# Brine



## dwags55 (Dec 29, 2010)

I am a newbee so please be gentle with me. My ? is can I use wine instead of water to make my brine for curing fish for smoking?  Years ago I had a charcoal smoker & didn't know about brine to cure your food to smoke so any info would be apprecitated.


----------



## nwdave (Dec 29, 2010)

Be gentle?  You must think this is one of those Diesel Truck Forums.  Nah, here they're gentle as lambs (although I think there's a couple of wolves lurking somewhere, it just seems too good to be true).  As to your wine brine info request, can't help you, though it's an interesting thought.  Be sure to check in to the Roll Call forum so you'll get a bigger audience and a proper intro.  Others will be along to comment and welcome you.


----------



## iso (Dec 29, 2010)

_Nah, here they're gentle as lambs (although I think there's a couple of wolves lurking somewhere, it just seems too good to be true)._

Hmm lamb.... that sounds good on the smoker for New Years.

Canyou use wine in a brine.... I don't see why not. Depending on the wine it may end up being really sweet. The key to brine is the salinty levels. During the brining process the meat would pull back in the wine flavors and sugar. Since you are new I would suggest starting out simple then work your way up on complexity.

Try something like this for fish:

1 Gallon warm water
2 Cups salt
2 Cups Brown Sugar
4 Tablespoons garlic powder
8 Tablespoons onion powder
2 ounce bottle of mapeline
1 1/2 cups Karo Corn Syrup

Mix and let cool. Brine fish for 6-12 hours. Remove from brine and let dry on paper towels for at least an hour or so. Smoke until done. Let cool.

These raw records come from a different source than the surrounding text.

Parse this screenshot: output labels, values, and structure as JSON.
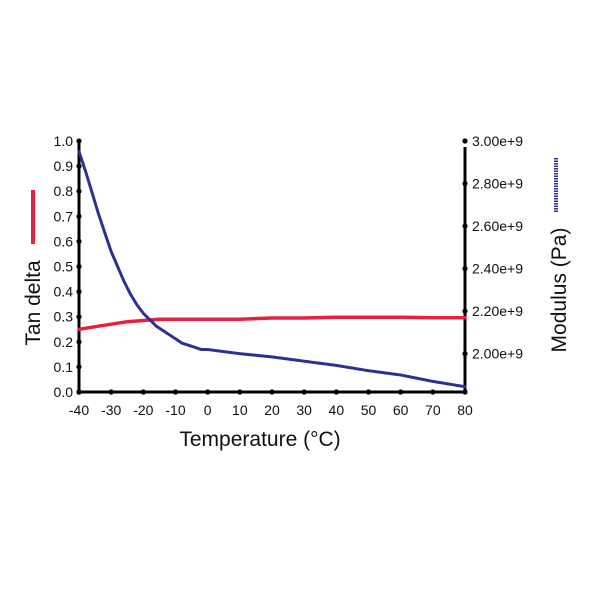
{
  "chart_data": {
    "type": "line",
    "xlabel": "Temperature (°C)",
    "ylabel_left": "Tan delta",
    "ylabel_right": "Modulus (Pa)",
    "xlim": [
      -40,
      80
    ],
    "ylim_left": [
      0.0,
      1.0
    ],
    "ylim_right": [
      1820000000.0,
      3000000000.0
    ],
    "x_ticks": [
      "-40",
      "-30",
      "-20",
      "-10",
      "0",
      "10",
      "20",
      "30",
      "40",
      "50",
      "60",
      "70",
      "80"
    ],
    "y_left_ticks": [
      "0.0",
      "0.1",
      "0.2",
      "0.3",
      "0.4",
      "0.5",
      "0.6",
      "0.7",
      "0.8",
      "0.9",
      "1.0"
    ],
    "y_right_ticks": [
      "2.00e+9",
      "2.20e+9",
      "2.40e+9",
      "2.60e+9",
      "2.80e+9",
      "3.00e+9"
    ],
    "series": [
      {
        "name": "Tan delta",
        "axis": "left",
        "color": "#e8203f",
        "x": [
          -40,
          -35,
          -30,
          -25,
          -20,
          -15,
          -10,
          -5,
          0,
          10,
          20,
          30,
          40,
          50,
          60,
          70,
          80
        ],
        "y": [
          0.25,
          0.26,
          0.27,
          0.28,
          0.285,
          0.29,
          0.29,
          0.29,
          0.29,
          0.29,
          0.295,
          0.295,
          0.298,
          0.298,
          0.298,
          0.296,
          0.296
        ]
      },
      {
        "name": "Modulus (Pa)",
        "axis": "right",
        "color": "#2e2f8f",
        "x": [
          -40,
          -38,
          -36,
          -34,
          -32,
          -30,
          -28,
          -26,
          -24,
          -22,
          -20,
          -18,
          -16,
          -14,
          -12,
          -10,
          -8,
          -6,
          -4,
          -2,
          0,
          10,
          20,
          30,
          40,
          50,
          60,
          70,
          80
        ],
        "y": [
          2950000000.0,
          2860000000.0,
          2760000000.0,
          2660000000.0,
          2570000000.0,
          2480000000.0,
          2410000000.0,
          2340000000.0,
          2280000000.0,
          2230000000.0,
          2190000000.0,
          2160000000.0,
          2130000000.0,
          2110000000.0,
          2090000000.0,
          2070000000.0,
          2050000000.0,
          2040000000.0,
          2030000000.0,
          2020000000.0,
          2020000000.0,
          2000000000.0,
          1985000000.0,
          1965000000.0,
          1945000000.0,
          1920000000.0,
          1900000000.0,
          1870000000.0,
          1845000000.0
        ]
      }
    ]
  }
}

For a neat candy type smoked fish, brush with warm honey after drying on paper towels.

Or even easier:

Salmon brine:
1/2 cup brown sugar
1/2 cup non-iodized salt
1 tea spoon garlic powder
1 tea spoon onion powder
1 qt warm water, mix good in plastic/glass container, and let cool before adding fish

Soak for 5 hours, rinse, let dry for at least one hour, and pepper like a steak.

This one would be the better candidate for substituting water with wine.


----------



## mballi3011 (Dec 29, 2010)

Now you can use wine in a brine but instead of the water.???? Isn't that alot of wine??? Now I have always used Tip's Slaughter House Brine for all my brining needs and it works just fine.http://www.smokingmeatforums.com/wiki/tips-slaughterhouse-recipes-for-poultry     here's a link to it.


----------